Training & Nutrition
Monday
- A.M. – Muay Thai practice with Master Katel, Strength & Conditioning with Stefane Dias
- P.M. – MMA technique w/ Master Liborio
Tuesday
- A.M. – Pro Team Sparring (4×5 minute rounds of Muay Thai sparring, 3×5 minute rounds of MMA sparring)
- P.M. – Wrestling practice with Kami Barzini
Wednesday
- A.M. – Gi jiu-jitsu practice with Master Liborio, Strength & conditioning with Stefane Dias
- P.M. – MMA technique with Master Liborio
Thursday
- A.M. - Pro Team Sparring (4×5 minute rounds of Muay Thai sparring, 3×5 minute rounds of MMA sparring)

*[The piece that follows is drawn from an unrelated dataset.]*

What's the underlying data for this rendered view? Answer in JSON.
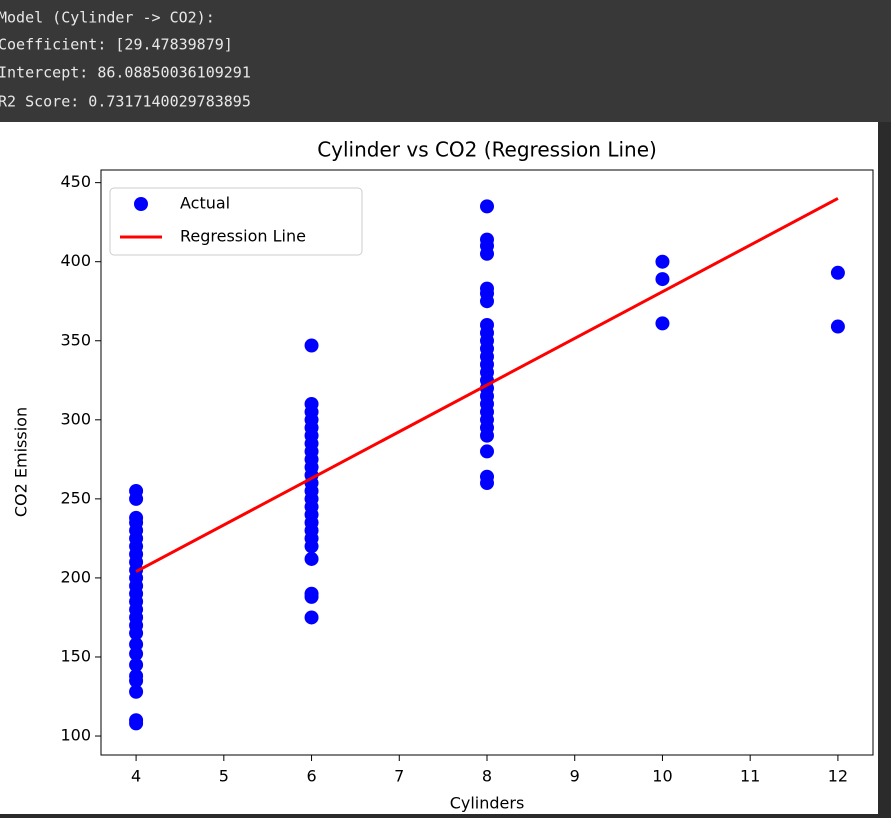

- P.M. -Wrestling practice with Kami Barzini
Friday
- A.M. – No-Gi Jiu Jitsu practice with Master Marcos Da Matta, Strength & conditioning with Stefane Dias
- P.M. – MMA technique with Master Liborio
Saturday
- A.M. – Muay Thai practice with Master Katel, Strength & conditioning with Stefane Dias
Sunday – Rest Day
DIET
Sample (1)
Breakfast:
- Oat bran made with almond milk. After cooking, add 1 cup mixed berries and a scoop of chocolate protein powder.
Pre Workout Snack:
- Natural peanut butter and raw honey sandwich on ezekiel bread
Lunch:
- Sweet Potato Smoothie – Microwave a sweet potato and allow to cool. Blend 1 cup almond milk, 1/2 cup water, chopped sweet potato, 2 tbsp peanut butter, 2 tbsp ground flax seed, vanilla protein powder, 1/4 packet of sugar free butterscotch pudding mix, ice. This is my favorite smoothie! Great post workout.
Post Workout Snack:
- Protein pudding (Mix 6 oz greek yogurt, 1 tbsp natural peanut butter, 1 scoop chocolate protein powder) and a banana
Dinner:
- Large spinach salad with sugar-free raspberry vinaigrette and a chicken breast
Sample (2)
Breakfast:
- Pumpkin oatmeal – Mix 1 serving cooked oats with 1/2 cup canned pure pumpkin. Top w/cinnamon, 2 tsp brown sugar
Snack:
- Fat free vanilla yogurt with 1/2 cup blueberries and 1 Tbsp wheat germ
Lunch:
- My favorite quinoa recipe – Cook 1/2 cup quinoa, then add 1 chopped organic apple, 1/4 cup raisins, 2 tsp brown sugar, cinnamon.
Post Workout Snack:
- Strawberry-Banana smoothie (Blend 1 cup skim milk, 1 frozen banana, 1 cup frozen strawberries, 2 tbsp natural peanut butter, 1 scoop vanilla protein powder).
Dinner:
- Salmon pattie and steamed broccoli.
Other stuff:
- I drink about 1.5 gallons of water per day.
- I eat either fish or chicken once per day.
- I allow myself to eat lean red meat once every week or two.
- No fried foods
- Dairy in moderation. All dairy is fat free.
- I try to eat 5-6 small meals a day
- At least 75% of my grains are whole wheat
- I try to eat a variety of different colored fruits and veggies.